Reputation: 3927
I have the following code:
def say_hello_then_call_f(f, *args, **kwargs):
print 'args is', args
print 'kwargs is', kwargs
print("Hello! Now I'm going to call %s" % f)
return f(*args, **kwargs) # when calling a function, however, * unpacks a tuple and ** unpacks a dict
def g(x, y,s, z=1):
return (x + y) / z
I don't understand why the line below results in an error "non-keyword arg after keyword arg". Does it have to be that a functions has Keywords Arguments and only then Non-Keyword Arguments, even when passing values?:
say_hello_then_call_f(g, 1, y=2,4, z=5.)
Thanks
Upvotes: 2
Views: 4372
Reputation: 21914
icktoofay is correct, but I think it might be useful to go into a little more depth on this one. The reason for this is if you allow of keyword arguments, and then positional arguments, it inherently becomes ambiguous as to which position that argument should actually go into. Should it count the keyword arguments or not?
In your example:
say_hello_then_call_f(g, 1, y=2, 4, z=5.)
There are cases to be made both for 4
being the 4th
, and the 3rd
positional argument. If you count keyword arguments as positional arguments, there's no reason to specify the word associated with the argument, and if you don't, then you have a non-constant interface to the function effectively.
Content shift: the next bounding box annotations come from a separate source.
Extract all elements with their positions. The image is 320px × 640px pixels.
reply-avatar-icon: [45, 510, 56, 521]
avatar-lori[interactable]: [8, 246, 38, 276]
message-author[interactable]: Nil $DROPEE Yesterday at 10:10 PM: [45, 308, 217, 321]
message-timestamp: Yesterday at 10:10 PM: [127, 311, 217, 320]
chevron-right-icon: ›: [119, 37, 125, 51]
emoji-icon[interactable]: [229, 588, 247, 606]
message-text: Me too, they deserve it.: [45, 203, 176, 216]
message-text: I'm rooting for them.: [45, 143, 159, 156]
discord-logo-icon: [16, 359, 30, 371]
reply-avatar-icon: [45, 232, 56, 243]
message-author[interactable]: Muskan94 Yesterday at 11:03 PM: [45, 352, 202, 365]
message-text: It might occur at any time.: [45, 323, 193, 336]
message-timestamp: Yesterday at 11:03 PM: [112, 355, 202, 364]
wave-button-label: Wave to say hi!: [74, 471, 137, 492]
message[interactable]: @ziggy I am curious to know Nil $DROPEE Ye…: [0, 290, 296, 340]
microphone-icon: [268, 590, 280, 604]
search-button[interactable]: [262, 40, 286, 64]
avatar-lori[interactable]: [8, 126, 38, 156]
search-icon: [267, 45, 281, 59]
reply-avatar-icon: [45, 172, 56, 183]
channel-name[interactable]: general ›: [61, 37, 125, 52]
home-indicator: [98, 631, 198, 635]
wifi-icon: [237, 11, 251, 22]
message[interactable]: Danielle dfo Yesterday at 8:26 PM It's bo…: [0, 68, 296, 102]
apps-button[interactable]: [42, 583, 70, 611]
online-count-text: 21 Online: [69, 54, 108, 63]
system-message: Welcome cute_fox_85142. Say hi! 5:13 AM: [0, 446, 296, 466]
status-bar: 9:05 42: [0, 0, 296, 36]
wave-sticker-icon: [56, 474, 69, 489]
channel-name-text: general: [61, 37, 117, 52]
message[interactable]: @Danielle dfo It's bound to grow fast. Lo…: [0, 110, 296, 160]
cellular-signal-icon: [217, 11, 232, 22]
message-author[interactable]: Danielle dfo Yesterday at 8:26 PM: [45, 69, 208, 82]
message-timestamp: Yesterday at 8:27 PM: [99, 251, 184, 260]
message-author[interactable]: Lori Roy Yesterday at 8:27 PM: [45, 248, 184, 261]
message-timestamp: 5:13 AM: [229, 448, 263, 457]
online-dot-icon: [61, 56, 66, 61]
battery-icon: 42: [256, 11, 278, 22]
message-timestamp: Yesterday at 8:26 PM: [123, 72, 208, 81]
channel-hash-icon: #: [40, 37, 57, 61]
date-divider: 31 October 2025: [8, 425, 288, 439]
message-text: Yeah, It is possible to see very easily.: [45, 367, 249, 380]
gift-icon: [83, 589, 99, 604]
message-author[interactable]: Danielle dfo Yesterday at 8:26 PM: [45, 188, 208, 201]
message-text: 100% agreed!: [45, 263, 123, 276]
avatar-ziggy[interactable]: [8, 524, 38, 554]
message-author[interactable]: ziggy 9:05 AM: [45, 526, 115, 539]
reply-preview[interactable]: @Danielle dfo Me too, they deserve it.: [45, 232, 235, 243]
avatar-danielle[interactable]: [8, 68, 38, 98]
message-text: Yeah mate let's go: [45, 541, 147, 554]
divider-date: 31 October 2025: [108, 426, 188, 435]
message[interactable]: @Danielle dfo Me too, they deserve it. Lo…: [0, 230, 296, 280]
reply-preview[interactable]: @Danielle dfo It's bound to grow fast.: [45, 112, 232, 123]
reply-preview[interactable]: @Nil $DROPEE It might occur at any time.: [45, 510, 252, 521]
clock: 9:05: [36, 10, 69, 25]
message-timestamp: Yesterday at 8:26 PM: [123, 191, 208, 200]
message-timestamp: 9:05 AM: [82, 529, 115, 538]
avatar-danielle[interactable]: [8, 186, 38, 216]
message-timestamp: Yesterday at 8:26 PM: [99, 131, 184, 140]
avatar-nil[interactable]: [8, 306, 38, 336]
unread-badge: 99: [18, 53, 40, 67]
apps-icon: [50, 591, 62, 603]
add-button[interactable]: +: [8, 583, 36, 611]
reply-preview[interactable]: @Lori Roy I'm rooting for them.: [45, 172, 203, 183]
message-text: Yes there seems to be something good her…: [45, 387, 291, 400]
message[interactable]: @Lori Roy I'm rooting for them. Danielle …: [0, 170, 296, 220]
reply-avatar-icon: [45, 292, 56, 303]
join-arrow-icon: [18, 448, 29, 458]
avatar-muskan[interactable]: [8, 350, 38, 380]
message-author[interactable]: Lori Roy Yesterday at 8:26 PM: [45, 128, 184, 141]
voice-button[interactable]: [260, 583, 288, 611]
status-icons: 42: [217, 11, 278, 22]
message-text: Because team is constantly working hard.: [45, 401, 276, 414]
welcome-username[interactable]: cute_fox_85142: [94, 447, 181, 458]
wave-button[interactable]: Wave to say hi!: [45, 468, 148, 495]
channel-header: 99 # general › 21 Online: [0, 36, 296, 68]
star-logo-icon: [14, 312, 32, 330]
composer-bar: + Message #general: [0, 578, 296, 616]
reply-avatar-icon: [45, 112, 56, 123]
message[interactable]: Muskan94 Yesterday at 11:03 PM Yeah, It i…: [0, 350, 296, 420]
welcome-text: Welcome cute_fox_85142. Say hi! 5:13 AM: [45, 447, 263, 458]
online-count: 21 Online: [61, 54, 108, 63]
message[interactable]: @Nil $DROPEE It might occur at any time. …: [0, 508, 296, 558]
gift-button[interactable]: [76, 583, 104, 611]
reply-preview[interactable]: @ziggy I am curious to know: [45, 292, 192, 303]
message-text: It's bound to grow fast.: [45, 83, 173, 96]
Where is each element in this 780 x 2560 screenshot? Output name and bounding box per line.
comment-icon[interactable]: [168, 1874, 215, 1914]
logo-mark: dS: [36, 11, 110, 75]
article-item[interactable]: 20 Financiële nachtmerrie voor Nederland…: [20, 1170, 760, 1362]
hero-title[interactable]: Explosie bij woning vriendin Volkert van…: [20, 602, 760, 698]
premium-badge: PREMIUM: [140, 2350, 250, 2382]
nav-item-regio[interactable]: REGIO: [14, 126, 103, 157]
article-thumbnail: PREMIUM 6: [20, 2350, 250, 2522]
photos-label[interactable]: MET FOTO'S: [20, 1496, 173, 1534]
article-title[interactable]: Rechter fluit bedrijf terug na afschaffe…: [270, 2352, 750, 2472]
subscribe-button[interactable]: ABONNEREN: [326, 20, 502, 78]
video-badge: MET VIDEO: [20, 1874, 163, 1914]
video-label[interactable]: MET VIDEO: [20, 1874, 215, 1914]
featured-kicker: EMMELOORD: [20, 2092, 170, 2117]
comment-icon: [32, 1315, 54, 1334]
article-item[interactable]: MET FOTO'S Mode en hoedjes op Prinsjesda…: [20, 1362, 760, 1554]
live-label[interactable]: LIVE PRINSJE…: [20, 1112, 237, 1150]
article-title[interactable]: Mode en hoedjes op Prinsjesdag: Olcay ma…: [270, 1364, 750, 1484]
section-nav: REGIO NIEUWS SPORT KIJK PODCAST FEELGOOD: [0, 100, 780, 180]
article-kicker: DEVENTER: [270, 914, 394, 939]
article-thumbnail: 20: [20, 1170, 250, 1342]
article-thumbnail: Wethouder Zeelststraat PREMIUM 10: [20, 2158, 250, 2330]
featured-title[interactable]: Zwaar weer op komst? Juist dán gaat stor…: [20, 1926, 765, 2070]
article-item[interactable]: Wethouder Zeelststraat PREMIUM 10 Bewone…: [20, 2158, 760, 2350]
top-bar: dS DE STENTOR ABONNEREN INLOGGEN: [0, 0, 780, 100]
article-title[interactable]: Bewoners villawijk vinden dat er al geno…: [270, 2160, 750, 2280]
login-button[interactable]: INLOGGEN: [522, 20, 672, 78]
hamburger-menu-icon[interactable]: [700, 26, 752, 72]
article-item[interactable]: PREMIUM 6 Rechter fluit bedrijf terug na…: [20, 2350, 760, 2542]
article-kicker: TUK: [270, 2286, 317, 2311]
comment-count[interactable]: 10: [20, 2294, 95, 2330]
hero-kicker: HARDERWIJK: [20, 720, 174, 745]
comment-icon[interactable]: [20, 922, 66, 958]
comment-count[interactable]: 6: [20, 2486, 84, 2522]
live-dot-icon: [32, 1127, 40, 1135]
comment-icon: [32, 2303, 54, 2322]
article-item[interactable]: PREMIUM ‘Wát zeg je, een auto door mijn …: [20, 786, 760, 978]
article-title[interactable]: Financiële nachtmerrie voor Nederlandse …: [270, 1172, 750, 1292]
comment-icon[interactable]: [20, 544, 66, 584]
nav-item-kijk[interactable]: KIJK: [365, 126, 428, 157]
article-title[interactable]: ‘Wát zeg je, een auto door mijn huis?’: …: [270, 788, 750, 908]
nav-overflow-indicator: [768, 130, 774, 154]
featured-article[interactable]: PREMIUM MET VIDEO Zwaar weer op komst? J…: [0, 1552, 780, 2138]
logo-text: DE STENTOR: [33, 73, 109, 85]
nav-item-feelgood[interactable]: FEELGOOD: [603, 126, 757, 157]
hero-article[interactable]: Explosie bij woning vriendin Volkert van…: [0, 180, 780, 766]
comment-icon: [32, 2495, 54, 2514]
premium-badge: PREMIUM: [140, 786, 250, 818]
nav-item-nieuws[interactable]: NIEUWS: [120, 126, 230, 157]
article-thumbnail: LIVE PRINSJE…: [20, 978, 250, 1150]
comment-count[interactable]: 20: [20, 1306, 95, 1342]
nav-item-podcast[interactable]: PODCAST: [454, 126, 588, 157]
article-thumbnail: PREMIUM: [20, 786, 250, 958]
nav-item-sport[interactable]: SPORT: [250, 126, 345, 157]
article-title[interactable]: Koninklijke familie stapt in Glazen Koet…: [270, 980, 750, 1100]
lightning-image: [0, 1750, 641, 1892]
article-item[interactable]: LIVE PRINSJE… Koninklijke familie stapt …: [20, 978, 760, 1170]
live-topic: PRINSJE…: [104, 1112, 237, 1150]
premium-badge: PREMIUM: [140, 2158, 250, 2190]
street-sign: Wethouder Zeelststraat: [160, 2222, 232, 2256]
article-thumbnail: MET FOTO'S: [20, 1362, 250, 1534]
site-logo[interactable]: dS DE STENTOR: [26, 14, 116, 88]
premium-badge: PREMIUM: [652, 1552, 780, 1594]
Also, hard to say whether it goes in *args
or **kwargs
at that point.
Compounding on top of this, if we had argument ambiguity combined with python
's duck-typing system, it would quickly lead to some problems that would be horrible to debug.
Upvotes: 2
Reputation: 129001
Yes, Python enforces an order on arguments: all non-keyword arguments must go first, followed by any keyword arguments.